Freikorps Danmark
In Dänemark konnten anfangs nur sehr wenige überredet werden, der Waffen-SS beizutreten.
Im Herbst 1941 dienten nur an die 200 bis 300 Freiwillige, die meisten davon im Regiment "Nordland" der Division "Wiking".
Darauf folgende Verhandlungen und vor allem Dänemarks Status als Protektorat - im Gegensatz zu den besetzten Ländern - führten zu Sonderbestimmungen, um mehr Freiwillige anzulocken. Jedes ehemalige Mitglied der dänischen Armee, dass sich freiwillig zur Waffen-SS meldete, durfte beispielsweise seinen früheren Dienstgrad mitnehmen. Ebenso blieben sämtliche Pensionsrechte aufrecht.
Mit stillschweigender Zustimmung der dänischen Regierung nahm die Anzahl der Rekruten zu, und im September 1941 konnten an die 1.000 Freiwillige gezählt werden.

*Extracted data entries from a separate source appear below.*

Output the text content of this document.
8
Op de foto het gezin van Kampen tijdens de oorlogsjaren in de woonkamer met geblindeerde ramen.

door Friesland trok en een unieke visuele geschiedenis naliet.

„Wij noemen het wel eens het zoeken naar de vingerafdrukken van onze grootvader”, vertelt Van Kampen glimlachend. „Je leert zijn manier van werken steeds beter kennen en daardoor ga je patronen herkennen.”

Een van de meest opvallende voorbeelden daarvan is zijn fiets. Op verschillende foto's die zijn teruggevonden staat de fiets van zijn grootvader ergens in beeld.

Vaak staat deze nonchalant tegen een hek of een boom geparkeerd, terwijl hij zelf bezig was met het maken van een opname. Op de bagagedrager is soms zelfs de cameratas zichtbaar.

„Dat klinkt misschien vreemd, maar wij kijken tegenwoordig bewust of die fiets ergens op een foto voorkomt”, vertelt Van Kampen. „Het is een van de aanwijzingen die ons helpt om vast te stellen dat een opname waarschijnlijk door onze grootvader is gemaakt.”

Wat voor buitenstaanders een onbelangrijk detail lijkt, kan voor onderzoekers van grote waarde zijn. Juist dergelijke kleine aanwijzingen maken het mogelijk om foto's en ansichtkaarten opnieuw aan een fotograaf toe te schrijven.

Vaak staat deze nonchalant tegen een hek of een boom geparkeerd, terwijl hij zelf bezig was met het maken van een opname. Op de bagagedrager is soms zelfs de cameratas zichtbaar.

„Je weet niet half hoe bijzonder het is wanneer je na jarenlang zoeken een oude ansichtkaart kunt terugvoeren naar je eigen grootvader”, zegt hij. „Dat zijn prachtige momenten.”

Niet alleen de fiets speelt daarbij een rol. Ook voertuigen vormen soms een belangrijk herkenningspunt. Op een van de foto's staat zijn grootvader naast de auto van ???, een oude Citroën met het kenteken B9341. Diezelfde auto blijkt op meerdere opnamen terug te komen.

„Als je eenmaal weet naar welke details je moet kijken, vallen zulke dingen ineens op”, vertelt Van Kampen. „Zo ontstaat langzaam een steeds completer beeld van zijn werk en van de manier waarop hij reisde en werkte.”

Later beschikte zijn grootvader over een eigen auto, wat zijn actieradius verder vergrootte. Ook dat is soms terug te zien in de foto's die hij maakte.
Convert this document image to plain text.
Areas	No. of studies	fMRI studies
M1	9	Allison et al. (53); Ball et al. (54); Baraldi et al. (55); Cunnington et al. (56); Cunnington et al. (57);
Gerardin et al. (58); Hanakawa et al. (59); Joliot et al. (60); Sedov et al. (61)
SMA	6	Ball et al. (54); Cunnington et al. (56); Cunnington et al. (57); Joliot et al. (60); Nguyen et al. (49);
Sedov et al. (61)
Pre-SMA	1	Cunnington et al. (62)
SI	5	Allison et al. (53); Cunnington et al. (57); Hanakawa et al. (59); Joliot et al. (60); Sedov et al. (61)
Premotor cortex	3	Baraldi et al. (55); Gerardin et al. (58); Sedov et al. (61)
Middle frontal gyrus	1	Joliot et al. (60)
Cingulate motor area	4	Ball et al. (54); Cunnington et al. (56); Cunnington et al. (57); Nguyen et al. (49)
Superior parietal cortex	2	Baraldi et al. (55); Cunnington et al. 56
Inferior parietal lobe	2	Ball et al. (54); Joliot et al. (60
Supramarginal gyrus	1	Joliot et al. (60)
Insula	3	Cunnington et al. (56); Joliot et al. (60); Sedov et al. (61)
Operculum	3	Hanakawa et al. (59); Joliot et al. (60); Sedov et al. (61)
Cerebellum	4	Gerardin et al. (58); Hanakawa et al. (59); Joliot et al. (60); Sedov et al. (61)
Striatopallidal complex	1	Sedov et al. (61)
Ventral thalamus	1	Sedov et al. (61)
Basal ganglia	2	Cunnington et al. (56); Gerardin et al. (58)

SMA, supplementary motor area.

Im Mai 1942 wurde die dänische Freiwilligeneinheit, das Freikorps Danmark, als Unterstützung der Totenkopfdivision an die Front verlegt. Diese war in heftige Abwehrkämpfe um Demjansk verwickelt. Der kommandierende Offizier des Freikorps Danmarl, SS-Sturmbannführer Christian Frederich von Schalburg, ein früherer Jugendführer der DNSAP (Dänemarks Nationalsozialistische Arbeiterpartei), wurde beim Einsatz in diesen Kämpfen getötet.
Im Juni 1942 eroberte die Rote Armee die Stadt Wassiliewschtshina zurück, und das Freikorps Danmark erhielt den Befehl, sie wieder daraus zu vertreiben. Dies gelang auch trotz heftiger sowjetischer Angriffe mit Unterstützung von Panzern und Flugzeugen.
Die Einheit wurde wegen ihrer Tapferkeit und Führung lobend erwähnt, aber einmal mehr konnten die germansichen Freiwilligeneinheiten ein solches Lob nur auf Kosten horrender verluste erlangen. Im August 1942 waren nun mehr 22% der ursprünglichen Stärke vorhanden.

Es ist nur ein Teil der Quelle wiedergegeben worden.